Der bremische Senat hat kurz vor Weihnachten eine Dolmetscher-Flatrate
beschlossen, die in Zukunft allen Mitarbeiter*innen von Behörden, sowie
im Sozial- und Gesundheitssystem zur Verfügung stehen soll.
Wenn etwa Polizist*innen, die wegen häuslicher Gewalt gerufen werden, keine
gemeinsame Sprache mit der Betroffenen teilen, können sie in Zukunft eine
zentrale Telefonnummer anrufen und werden dann online mit einem*einer
Dolmetscher*in verbunden, der*die ihnen bei der Verständigung helfen
kann. Funktionieren soll das sowohl über das Smartphone, als auch über den
Computer oder das Telefon.
Entstanden ist die Idee in der Zusammenarbeit der Gesundheitsbehörde und
der [2][Bremischen Zentralstelle für die Verwirklichung der
Gleichberechtigung der Frau (ZGF)], die zusammen den Landesaktionsplan
gegen Gewalt an Frauen umsetzen, sagt Susanne Gieffers von der ZGF. Das
Problem sei, dass es in Fällen von Gewalt oft an geschlechtssensiblen und
anonymen Übersetzungsmöglichkeiten fehlt.
„Ganz schlimm ist, wenn Kinder für ihre Mütter übersetzen und ihnen
womöglich schlimme Botschaften übermitteln müssen“, sagt Gieffers.
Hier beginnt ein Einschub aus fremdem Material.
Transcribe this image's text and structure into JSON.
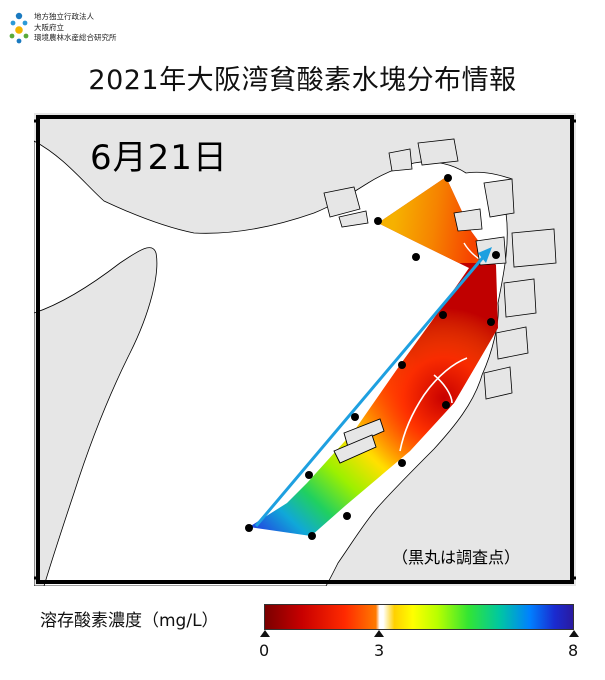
{
  "organization": {
    "line1": "地方独立行政法人",
    "line2": "大阪府立",
    "line3": "環境農林水産総合研究所"
  },
  "title": "2021年大阪湾貧酸素水塊分布情報",
  "map": {
    "date": "6月21日",
    "note": "（黒丸は調査点）"
  },
  "legend": {
    "title": "溶存酸素濃度（mg/L）",
    "ticks": [
      "0",
      "3",
      "8"
    ]
  },
  "colors": {
    "land": "#e6e6e6",
    "sea": "#ffffff",
    "transect_arrow": "#1ea0e0",
    "station": "#000000"
  }
}
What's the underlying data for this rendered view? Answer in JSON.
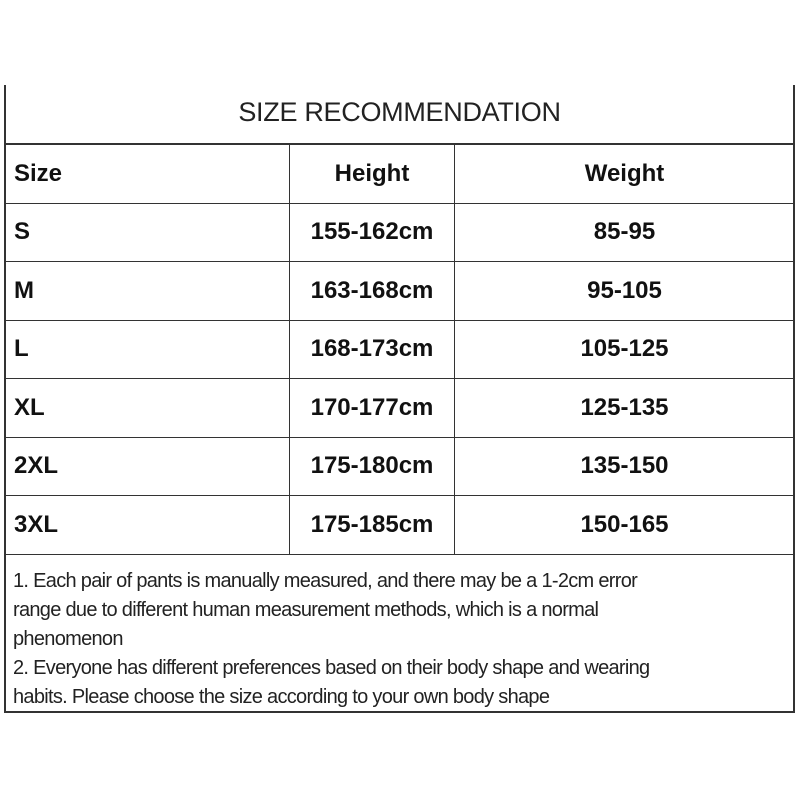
{
  "title": "SIZE RECOMMENDATION",
  "table": {
    "headers": [
      "Size",
      "Height",
      "Weight"
    ],
    "rows": [
      [
        "S",
        "155-162cm",
        "85-95"
      ],
      [
        "M",
        "163-168cm",
        "95-105"
      ],
      [
        "L",
        "168-173cm",
        "105-125"
      ],
      [
        "XL",
        "170-177cm",
        "125-135"
      ],
      [
        "2XL",
        "175-180cm",
        "135-150"
      ],
      [
        "3XL",
        "175-185cm",
        "150-165"
      ]
    ]
  },
  "notes": [
    "1. Each pair of pants is manually measured, and there may be a 1-2cm error",
    "range due to different human measurement methods, which is a normal",
    "phenomenon",
    "2. Everyone has different preferences based on their body shape and wearing",
    "habits. Please choose the size according to your own body shape"
  ]
}
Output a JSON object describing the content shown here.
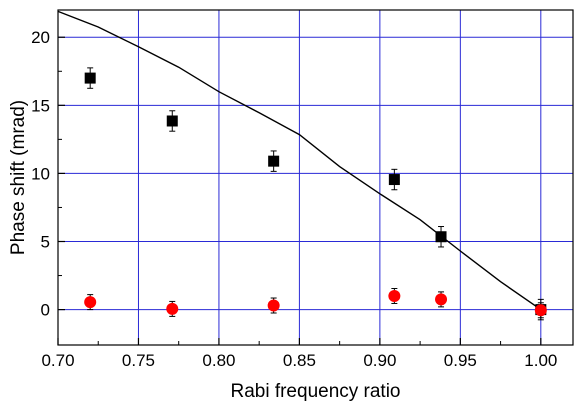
{
  "chart_data": {
    "type": "scatter",
    "title": "",
    "xlabel": "Rabi frequency ratio",
    "ylabel": "Phase shift (mrad)",
    "xlim": [
      0.7,
      1.02
    ],
    "ylim": [
      -2.6,
      22
    ],
    "x_ticks": [
      "0.70",
      "0.75",
      "0.80",
      "0.85",
      "0.90",
      "0.95",
      "1.00"
    ],
    "y_ticks": [
      "0",
      "5",
      "10",
      "15",
      "20"
    ],
    "grid": true,
    "grid_color": "#2a2ad6",
    "series": [
      {
        "marker": "square",
        "color": "#000000",
        "points": [
          {
            "x": 0.72,
            "y": 17.0,
            "err": 0.75
          },
          {
            "x": 0.771,
            "y": 13.85,
            "err": 0.75
          },
          {
            "x": 0.834,
            "y": 10.9,
            "err": 0.75
          },
          {
            "x": 0.909,
            "y": 9.55,
            "err": 0.75
          },
          {
            "x": 0.938,
            "y": 5.35,
            "err": 0.75
          },
          {
            "x": 1.0,
            "y": 0.0,
            "err": 0.75
          }
        ]
      },
      {
        "marker": "circle",
        "color": "#ff0000",
        "points": [
          {
            "x": 0.72,
            "y": 0.55,
            "err": 0.55
          },
          {
            "x": 0.771,
            "y": 0.05,
            "err": 0.55
          },
          {
            "x": 0.834,
            "y": 0.3,
            "err": 0.55
          },
          {
            "x": 0.909,
            "y": 1.0,
            "err": 0.55
          },
          {
            "x": 0.938,
            "y": 0.75,
            "err": 0.55
          },
          {
            "x": 1.0,
            "y": -0.05,
            "err": 0.55
          }
        ]
      },
      {
        "marker": "line",
        "color": "#000000",
        "points": [
          {
            "x": 0.7,
            "y": 21.9
          },
          {
            "x": 0.725,
            "y": 20.75
          },
          {
            "x": 0.75,
            "y": 19.3
          },
          {
            "x": 0.775,
            "y": 17.8
          },
          {
            "x": 0.8,
            "y": 16.0
          },
          {
            "x": 0.825,
            "y": 14.45
          },
          {
            "x": 0.85,
            "y": 12.85
          },
          {
            "x": 0.875,
            "y": 10.5
          },
          {
            "x": 0.9,
            "y": 8.5
          },
          {
            "x": 0.925,
            "y": 6.6
          },
          {
            "x": 0.95,
            "y": 4.3
          },
          {
            "x": 0.975,
            "y": 2.05
          },
          {
            "x": 1.0,
            "y": 0.0
          }
        ]
      }
    ]
  }
}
Durch
den schnellen Zugriff auf die Übersetzungen, „wird [3][hilfesuchenden
Frauen mit Sprachbarrieren] der Zugang zum gesamten Hilfesystem überhaupt
erst ermöglicht“, sagt Landesfrauenbeauftragte Bettina Wilhelm. „Die
betroffenen Frauen können sich selbstständig Hilfe holen und verständlich
machen“. Das sei „ein riesiger Fortschritt beim Gewaltschutz“, so Wilhelm.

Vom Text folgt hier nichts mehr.